Wednesday, December 26, 2012

What is social security?

I have no idea what social security is supposed to be. My dad thinks it is money that is going to be there when he retired because he put money into the fund when he was working. But he also tell a similar story about Medicare even though he knows Medicare is going to pay out many times what he paid in.

There was a good article at Bloomberg discusses the two main narratives about Social Security and how neither one is internally consistent. I'm too lazy to find the link.

Matt Yglesias at Slate discusses why Important People, which I think is code word for people who studied econ 101 but not econ 201, hate social security.
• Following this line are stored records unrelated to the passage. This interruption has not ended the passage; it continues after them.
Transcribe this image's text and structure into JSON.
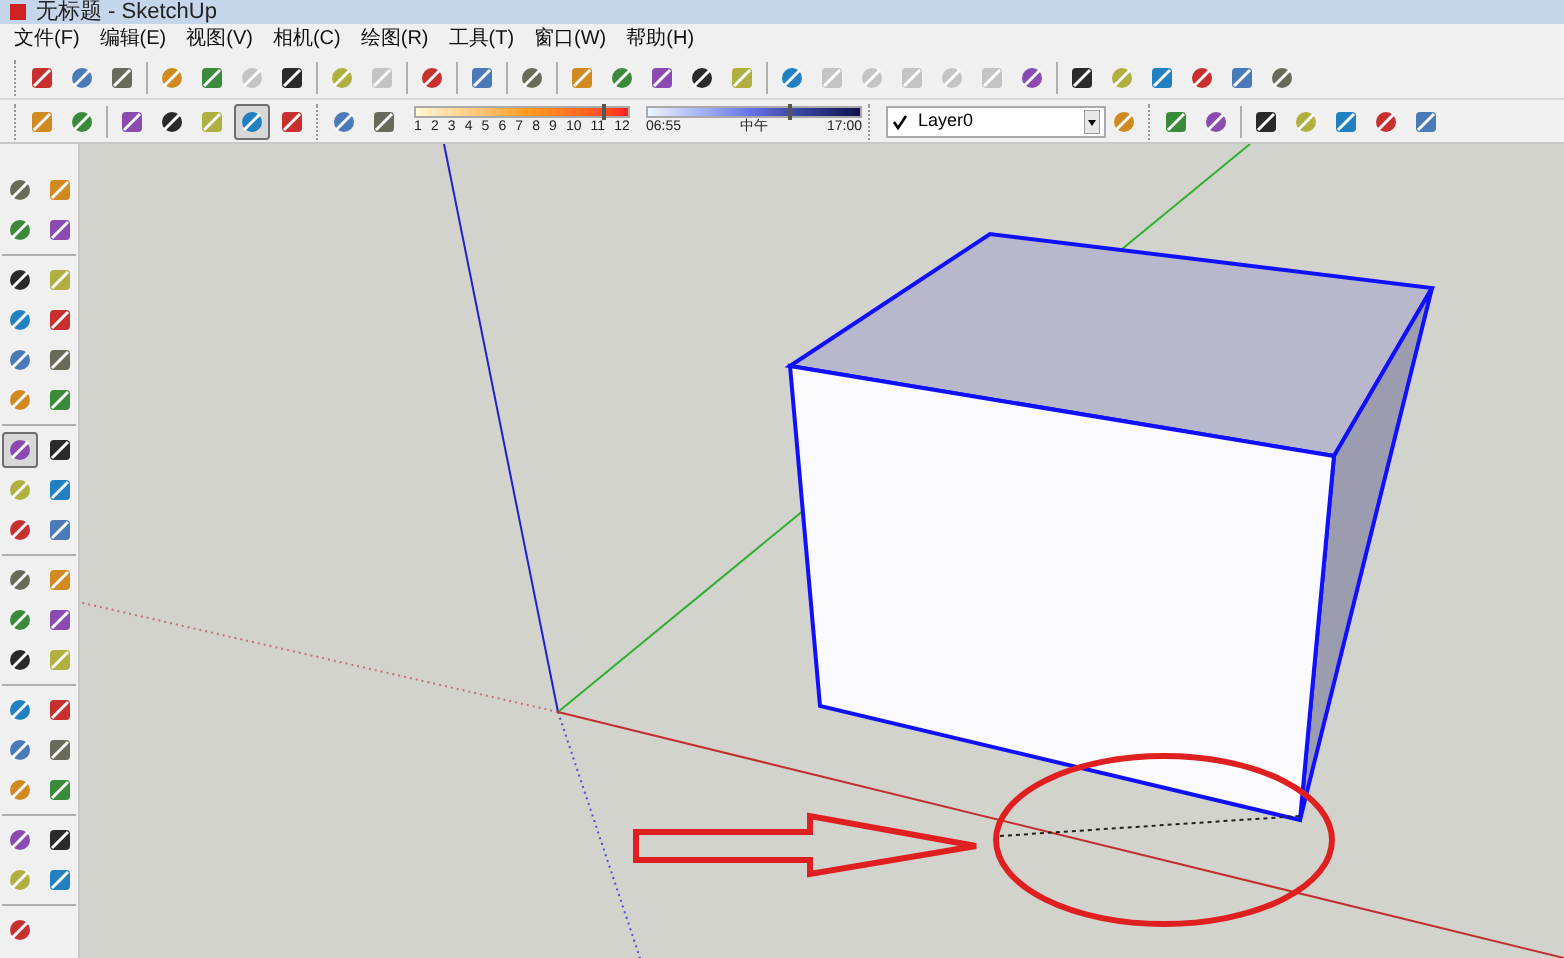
{
  "window": {
    "title": "无标题 - SketchUp"
  },
  "menu": [
    {
      "label": "文件(F)"
    },
    {
      "label": "编辑(E)"
    },
    {
      "label": "视图(V)"
    },
    {
      "label": "相机(C)"
    },
    {
      "label": "绘图(R)"
    },
    {
      "label": "工具(T)"
    },
    {
      "label": "窗口(W)"
    },
    {
      "label": "帮助(H)"
    }
  ],
  "toolbar_1": {
    "groups": [
      [
        {
          "disabled": false
        },
        {
          "disabled": false
        },
        {
          "disabled": false
        }
      ],
      [
        {
          "disabled": false
        },
        {
          "disabled": false
        },
        {
          "disabled": true
        },
        {
          "disabled": false
        }
      ],
      [
        {
          "disabled": false
        },
        {
          "disabled": true
        }
      ],
      [
        {
          "disabled": false
        }
      ],
      [
        {
          "disabled": false
        }
      ],
      [
        {
          "disabled": false
        }
      ],
      [
        {
          "disabled": false
        },
        {
          "disabled": false
        },
        {
          "disabled": false
        },
        {
          "disabled": false
        },
        {
          "disabled": false
        }
      ],
      [
        {
          "disabled": false
        },
        {
          "disabled": true
        },
        {
          "disabled": true
        },
        {
          "disabled": true
        },
        {
          "disabled": true
        },
        {
          "disabled": true
        },
        {
          "disabled": false
        }
      ],
      [
        {
          "disabled": false
        },
        {
          "disabled": false
        },
        {
          "disabled": false
        },
        {
          "disabled": false
        },
        {
          "disabled": false
        },
        {
          "disabled": false
        }
      ]
    ]
  },
  "toolbar_2": {
    "style_buttons": [
      [
        {
          "selected": false
        },
        {
          "selected": false
        }
      ],
      [
        {
          "selected": false
        },
        {
          "selected": false
        },
        {
          "selected": false
        },
        {
          "selected": true
        },
        {
          "selected": false
        }
      ]
    ],
    "shadow_buttons": [
      {
        "selected": false
      },
      {
        "selected": false
      }
    ],
    "month_slider": {
      "labels": [
        "1",
        "2",
        "3",
        "4",
        "5",
        "6",
        "7",
        "8",
        "9",
        "10",
        "11",
        "12"
      ],
      "level": 0.88
    },
    "time_slider": {
      "start": "06:55",
      "middle": "中午",
      "end": "17:00",
      "level": 0.66
    },
    "layer": {
      "checked": true,
      "name": "Layer0"
    },
    "section_buttons": [
      [
        {
          "selected": false
        },
        {
          "selected": false
        }
      ],
      [
        {
          "selected": false
        },
        {
          "selected": false
        },
        {
          "selected": false
        },
        {
          "selected": false
        },
        {
          "selected": false
        }
      ]
    ]
  },
  "left_toolbar": {
    "groups": [
      [
        {
          "selected": false
        },
        {
          "selected": false
        },
        {
          "selected": false
        },
        {
          "selected": false
        }
      ],
      [
        {
          "selected": false
        },
        {
          "selected": false
        },
        {
          "selected": false
        },
        {
          "selected": false
        },
        {
          "selected": false
        },
        {
          "selected": false
        },
        {
          "selected": false
        },
        {
          "selected": false
        }
      ],
      [
        {
          "selected": true
        },
        {
          "selected": false
        },
        {
          "selected": false
        },
        {
          "selected": false
        },
        {
          "selected": false
        },
        {
          "selected": false
        }
      ],
      [
        {
          "selected": false
        },
        {
          "selected": false
        },
        {
          "selected": false
        },
        {
          "selected": false
        },
        {
          "selected": false
        },
        {
          "selected": false
        }
      ],
      [
        {
          "selected": false
        },
        {
          "selected": false
        },
        {
          "selected": false
        },
        {
          "selected": false
        },
        {
          "selected": false
        },
        {
          "selected": false
        }
      ],
      [
        {
          "selected": false
        },
        {
          "selected": false
        },
        {
          "selected": false
        },
        {
          "selected": false
        }
      ],
      [
        {
          "selected": false
        }
      ]
    ]
  }
}
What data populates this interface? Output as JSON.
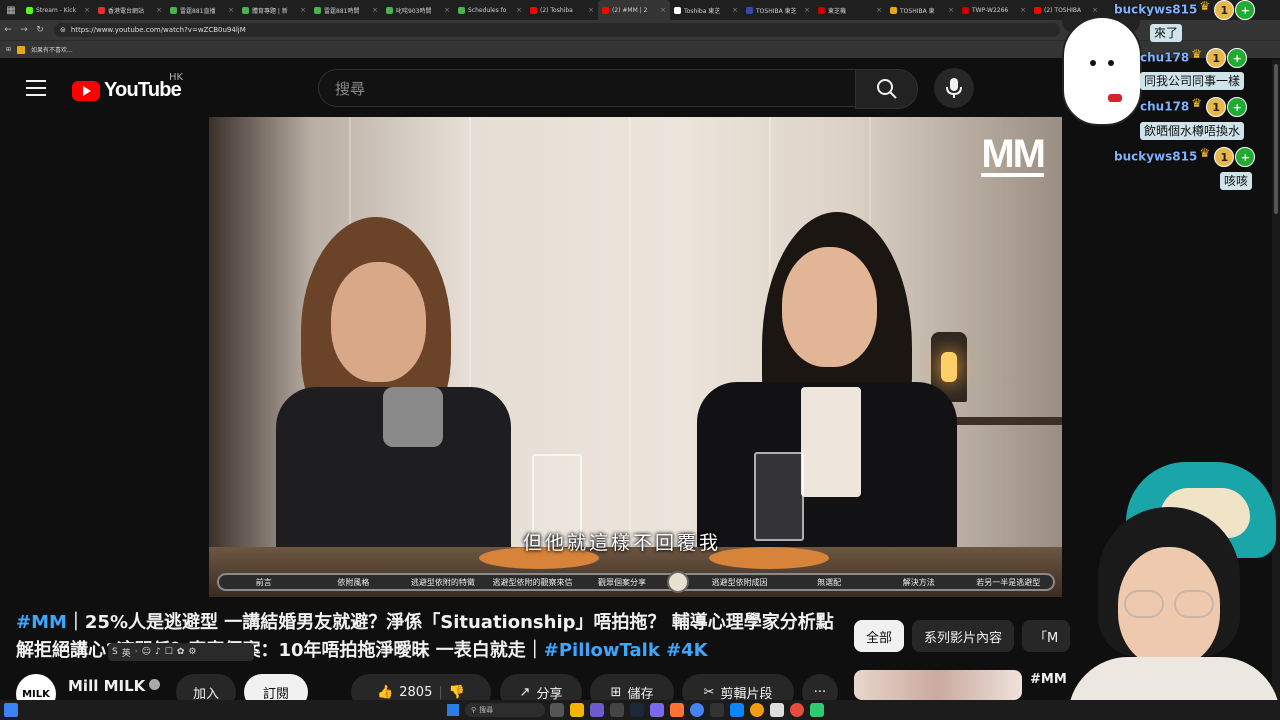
{
  "browser": {
    "tabs": [
      {
        "label": "Stream - Kick",
        "color": "#53fc18"
      },
      {
        "label": "香港電台網站",
        "color": "#e03030"
      },
      {
        "label": "雷霆881直播",
        "color": "#4caf50"
      },
      {
        "label": "體育專題 | 新",
        "color": "#4caf50"
      },
      {
        "label": "雷霆881時間",
        "color": "#4caf50"
      },
      {
        "label": "叱咤903時間",
        "color": "#4caf50"
      },
      {
        "label": "Schedules fo",
        "color": "#4caf50"
      },
      {
        "label": "(2) Toshiba",
        "color": "#ff0000"
      },
      {
        "label": "(2) #MM | 2",
        "color": "#ff0000",
        "active": true
      },
      {
        "label": "Toshiba 東芝",
        "color": "#ffffff"
      },
      {
        "label": "TOSHIBA 東芝",
        "color": "#3949ab"
      },
      {
        "label": "東芝機",
        "color": "#cc0000"
      },
      {
        "label": "TOSHIBA 東",
        "color": "#e6a817"
      },
      {
        "label": "TWP-W2266",
        "color": "#cc0000"
      },
      {
        "label": "(2) TOSHIBA",
        "color": "#ff0000"
      }
    ],
    "url": "https://www.youtube.com/watch?v=wZCB0u94ljM",
    "bookmark": "如果有不喜欢..."
  },
  "youtube": {
    "logo_text": "YouTube",
    "region": "HK",
    "search_placeholder": "搜尋"
  },
  "video": {
    "watermark": "MM",
    "subtitle": "但他就這樣不回覆我",
    "chapters": [
      "前言",
      "依附風格",
      "逃避型依附的特徵",
      "逃避型依附的觀察來信",
      "觀眾個案分享",
      "",
      "逃避型依附成因",
      "無選配",
      "解決方法",
      "若另一半是逃避型"
    ]
  },
  "title": {
    "tag1": "#MM",
    "text": "｜25%人是逃避型 一講結婚男友就避？淨係「Situationship」唔拍拖？ 輔導心理學家分析點解拒絕講心?這關係？真實個案：10年唔拍拖淨曖昧 一表白就走｜",
    "tag2": "#PillowTalk",
    "tag3": "#4K"
  },
  "tray": {
    "items": [
      "S",
      "英",
      "·",
      "☺",
      "♪",
      "☐",
      "✿",
      "⚙"
    ]
  },
  "channel": {
    "avatar_text": "MILK",
    "name": "Mill MILK",
    "join_label": "加入",
    "subscribe_label": "訂閱",
    "likes": "2805",
    "share_label": "分享",
    "save_label": "儲存",
    "clip_label": "剪輯片段",
    "more_label": "···"
  },
  "sidebar": {
    "chips": [
      "全部",
      "系列影片內容",
      "「M"
    ],
    "rec_title": "#MM"
  },
  "chat": {
    "messages": [
      {
        "user": "buckyws815",
        "text": "來了"
      },
      {
        "user": "chu178",
        "text": "同我公司同事一樣"
      },
      {
        "user": "chu178",
        "text": "飲晒個水樽唔換水"
      },
      {
        "user": "buckyws815",
        "text": "咳咳"
      }
    ],
    "badge_number": "1"
  },
  "taskbar": {
    "search_label": "搜尋"
  }
}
Matt's point is mostly right but it would help to distinguish the two parts of social security: the retirement component (what my dad think it does) from the welfare component (the part where money is redistributed to the poor). Important People probably only dislike the welfare component because the retirement savings component has very little efficiency cost.

Why does retirement savings not do the damage the welfare part does? The shortest answer is that it is a mandated benefit: if you work, you get some money but it can only be used to save for retirement. If the payroll tax costs $1 and workers value that $1 of extra social security benefits at 75 cents then the "real" tax is only the missing 25 cents. The easier way to see it is that the payroll tax does create an incentive not to work if you don't get social security benefits if you don't work.

The welfare part, though, is like any other tax. It's part of a tax system we setup that changes people's decisions from things like "should I work part-time at McDonalds for $7/hour?" to "should I work for $2/hour?" Sometimes people don't work because they're too dumb, but in a lot of cases people are too smart to work for next to nothing.